Weltgrößtes Typisierungslabor für Stammzellspender in neuem Domizil Von Simona Block, dpa

Die Suche nach dem genetischen Zwilling ist für Leukämiekranke eine
Sache von Leben und Tod. Vor einer lebensrettenden Transplantation
müssen die Gewebemerkmale der Stammzellspender analysiert werden - je
mehr Übereinstimmung, desto besser.

Dresden (dpa) - Schatzkammer des Lebens im Geldspeicher: Wo einst
Geld gezählt und Gold bewahrt wurde, ist nun die DNA von sieben
Millionen Menschen archiviert - bei minus 20 Grad, auf Platten in
schmalen Schließfächern. Eine Etage darunter befinden sich Server mit
Stammzellspenderdaten, deren Volumen mehrere Terrabyte umfasst. Der
Geschäftsführer des DKMS Life Science Lab Dresden, Thomas Schäfer,
sprach am Mittwoch von der «Schatzkammer des Lebens». Das weltweit
größte und stetig wachsende Typisierungslabor für Stammzellspender
hat im ehemaligen Gebäude der Bundesbank Dresden ein neues Domizil.
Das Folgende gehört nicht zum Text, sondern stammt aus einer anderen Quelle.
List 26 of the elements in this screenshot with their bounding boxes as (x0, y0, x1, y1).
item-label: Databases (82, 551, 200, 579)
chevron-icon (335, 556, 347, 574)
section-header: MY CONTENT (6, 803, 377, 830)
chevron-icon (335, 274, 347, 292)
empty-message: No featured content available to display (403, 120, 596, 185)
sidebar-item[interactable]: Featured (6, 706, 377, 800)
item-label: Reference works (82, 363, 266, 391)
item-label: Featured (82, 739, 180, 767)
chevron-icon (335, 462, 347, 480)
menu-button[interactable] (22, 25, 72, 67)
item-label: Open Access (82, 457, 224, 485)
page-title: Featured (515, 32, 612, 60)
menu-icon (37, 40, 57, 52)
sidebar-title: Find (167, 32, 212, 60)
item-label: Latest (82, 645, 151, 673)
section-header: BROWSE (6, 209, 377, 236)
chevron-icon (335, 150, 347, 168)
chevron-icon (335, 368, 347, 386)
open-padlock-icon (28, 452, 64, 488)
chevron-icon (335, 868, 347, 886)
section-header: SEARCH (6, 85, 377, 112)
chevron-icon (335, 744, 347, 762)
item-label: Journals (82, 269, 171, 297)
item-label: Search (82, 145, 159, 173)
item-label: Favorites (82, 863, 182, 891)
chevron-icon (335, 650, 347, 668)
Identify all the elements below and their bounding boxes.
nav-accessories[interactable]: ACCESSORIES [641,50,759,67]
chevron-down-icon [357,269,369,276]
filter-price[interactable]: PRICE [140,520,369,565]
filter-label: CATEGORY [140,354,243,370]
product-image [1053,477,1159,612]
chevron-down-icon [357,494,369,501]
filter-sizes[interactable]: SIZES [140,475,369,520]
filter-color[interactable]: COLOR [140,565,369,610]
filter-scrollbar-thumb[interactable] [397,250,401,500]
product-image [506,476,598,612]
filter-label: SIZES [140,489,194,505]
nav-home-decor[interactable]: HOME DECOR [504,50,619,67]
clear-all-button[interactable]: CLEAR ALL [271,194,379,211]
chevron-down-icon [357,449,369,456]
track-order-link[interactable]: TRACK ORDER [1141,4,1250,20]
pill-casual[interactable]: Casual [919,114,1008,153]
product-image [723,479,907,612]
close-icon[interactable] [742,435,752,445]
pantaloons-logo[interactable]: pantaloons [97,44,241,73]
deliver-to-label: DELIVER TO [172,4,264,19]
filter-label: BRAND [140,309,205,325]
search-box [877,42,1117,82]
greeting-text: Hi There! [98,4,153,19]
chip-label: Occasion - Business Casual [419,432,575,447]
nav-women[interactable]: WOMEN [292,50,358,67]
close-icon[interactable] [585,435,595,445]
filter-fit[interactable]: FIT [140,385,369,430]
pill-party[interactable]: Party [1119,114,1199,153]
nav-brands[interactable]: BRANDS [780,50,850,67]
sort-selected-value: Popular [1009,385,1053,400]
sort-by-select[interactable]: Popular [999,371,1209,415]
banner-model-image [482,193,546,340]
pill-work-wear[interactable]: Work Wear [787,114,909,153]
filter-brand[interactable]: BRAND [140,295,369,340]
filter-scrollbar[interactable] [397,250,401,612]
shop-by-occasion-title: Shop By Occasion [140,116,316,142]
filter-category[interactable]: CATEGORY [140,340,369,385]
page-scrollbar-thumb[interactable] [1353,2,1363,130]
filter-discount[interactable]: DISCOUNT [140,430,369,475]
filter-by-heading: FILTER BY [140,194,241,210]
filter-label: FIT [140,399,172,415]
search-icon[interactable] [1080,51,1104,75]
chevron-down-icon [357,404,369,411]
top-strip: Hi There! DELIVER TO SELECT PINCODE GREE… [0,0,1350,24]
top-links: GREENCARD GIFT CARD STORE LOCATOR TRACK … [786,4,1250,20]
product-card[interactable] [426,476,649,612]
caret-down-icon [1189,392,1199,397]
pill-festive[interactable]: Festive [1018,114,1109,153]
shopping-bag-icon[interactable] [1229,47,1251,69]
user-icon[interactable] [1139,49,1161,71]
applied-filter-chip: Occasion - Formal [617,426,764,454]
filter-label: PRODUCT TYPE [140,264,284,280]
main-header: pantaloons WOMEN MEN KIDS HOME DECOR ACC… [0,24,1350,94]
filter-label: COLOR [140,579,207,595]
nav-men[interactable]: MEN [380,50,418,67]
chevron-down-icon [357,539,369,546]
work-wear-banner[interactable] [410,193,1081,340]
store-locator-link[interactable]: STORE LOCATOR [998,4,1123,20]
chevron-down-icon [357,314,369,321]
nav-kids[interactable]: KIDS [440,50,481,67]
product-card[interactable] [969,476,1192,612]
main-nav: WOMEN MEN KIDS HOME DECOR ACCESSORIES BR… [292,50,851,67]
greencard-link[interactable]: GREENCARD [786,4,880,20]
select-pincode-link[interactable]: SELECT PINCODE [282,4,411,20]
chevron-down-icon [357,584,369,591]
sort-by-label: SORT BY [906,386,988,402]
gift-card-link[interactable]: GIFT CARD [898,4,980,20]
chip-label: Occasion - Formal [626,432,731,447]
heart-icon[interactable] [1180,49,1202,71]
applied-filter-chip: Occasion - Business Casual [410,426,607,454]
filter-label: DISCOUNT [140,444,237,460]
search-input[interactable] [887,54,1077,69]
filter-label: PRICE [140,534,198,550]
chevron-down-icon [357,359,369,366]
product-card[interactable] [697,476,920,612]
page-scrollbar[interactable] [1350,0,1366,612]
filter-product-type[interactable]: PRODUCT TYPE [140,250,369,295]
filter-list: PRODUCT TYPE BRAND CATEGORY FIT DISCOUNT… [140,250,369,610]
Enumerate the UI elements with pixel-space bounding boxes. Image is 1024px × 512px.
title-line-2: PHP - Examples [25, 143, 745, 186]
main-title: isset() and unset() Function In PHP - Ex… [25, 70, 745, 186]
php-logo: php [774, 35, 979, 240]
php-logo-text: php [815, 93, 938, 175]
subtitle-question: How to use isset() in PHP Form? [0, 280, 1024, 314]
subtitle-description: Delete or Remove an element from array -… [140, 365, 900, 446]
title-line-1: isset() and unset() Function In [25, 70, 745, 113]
Dort werden nun täglich bis zu 7000 Wangenschleimhautabstriche neuer
Spender aus aller Welt analysiert. Je mehr Gewebemerkmale, desto
schneller und sicherer das Matching von Spender und Empfänger,
erklärte Schäfer. Zur effektiven Typisierung würden mit dem
sogenannten Next Generation Sequencing seit 2012 modernste
biotechnologische Verfahren mit Hochdurchsatz sowie aktuelle
Ergebnisse aus Wissenschaft und Forschung genutzt.

Mit weit über 1,2 Millionen typisierten Proben jährlich ist das 2001
von der DKMS übernommene Labor inzwischen das weltweit größte seiner

Art - fast das Zehnfache von 2012. «Das nächstgrößere macht nur die

Hälfte», sagte Technologiechef Vinzenz Lange. «Wir typisieren
zwischen 40 und 46 Prozent der Menschen, die sich weltweit als
Stammzellspender registrieren lassen.» Die Kosten pro Spender konnten
dank moderner Verfahren von 50 auf 35 Euro gesenkt werden.

Laut Lange dauert die Bestimmung der Gewebemerkmale von jedem neuen
Spender etwa drei Wochen. «Bei uns wird von Anfang an so viel
charakterisiert, dass alle wichtigen Parameter für eine
Spenderauswahl direkt zur Verfügung stehen.» Das erspare die
Feintypisierung nach der Vorauswahl. Dort, wo früher Geld gezählt
oder geschreddert wurde, filtern drei Maschinen die DNA aus den
Wattestäbchen, die nach einem Barcode in kleine Boxen mit je 96
Löchern per Hand vorsortiert werden.

«DNA sieht man nicht», erklärte Geoffrey Behrens vom Management. Sie

befinde sich am Ende in einer Lösung, die wie Wasser aussehe. Nur ein
Promille eines Tropfens davon werde für die Analyse hinter
panzersicheren Glasscheiben gebraucht. Die Ergebnisse übermitteln die
Dresdner an die DKMS - und der Spender steht laut Lange «dem
weltweiten Suchlauf für Patienten zur Verfügung».

Bei Frank Keßler lag nur ein halbes Jahr zwischen Registrierung und
erster Spende. «Es gab in unserem Nachbarort in der Oberlausitz einen
Leukämie-Fall», beschrieb der 34-Jährige seine Motivation. Im Februar

2017 schob er deshalb drei Stäbchen in den Mund, benetzte sie mit
Speichel und gab sie ab. Kurz vor Weihnachten wurden ihm ambulant
periphere Stammzellen aus dem Blut entnommen. Im März hat der
DHL-Zusteller den 58-Jährigen aus den USA kennengelernt, dessen
Lebensretter er ist - auch für Keßler ein emotionaler Moment.

«Nur in 20 Prozent der Fälle wird unter Vollnarkose Knochenmark aus
dem Beckenkamm entnommen», erklärte DKMS-Sprecherin Sonja Krohn. Wie
die Stammzellen für eine Transplantation gewonnen werden, bestimme
der Arzt. Die DKMS hat seit ihrer Gründung 1991 schon knapp 79 600
Spenden für an Blutkrebs erkrankte Menschen in alle Welt vermittelt.
Bei ihr haben sich bisher über 9,3 Millionen Spender registrieren
lassen - mit jedem wachsen die Chancen Leukämiekranker.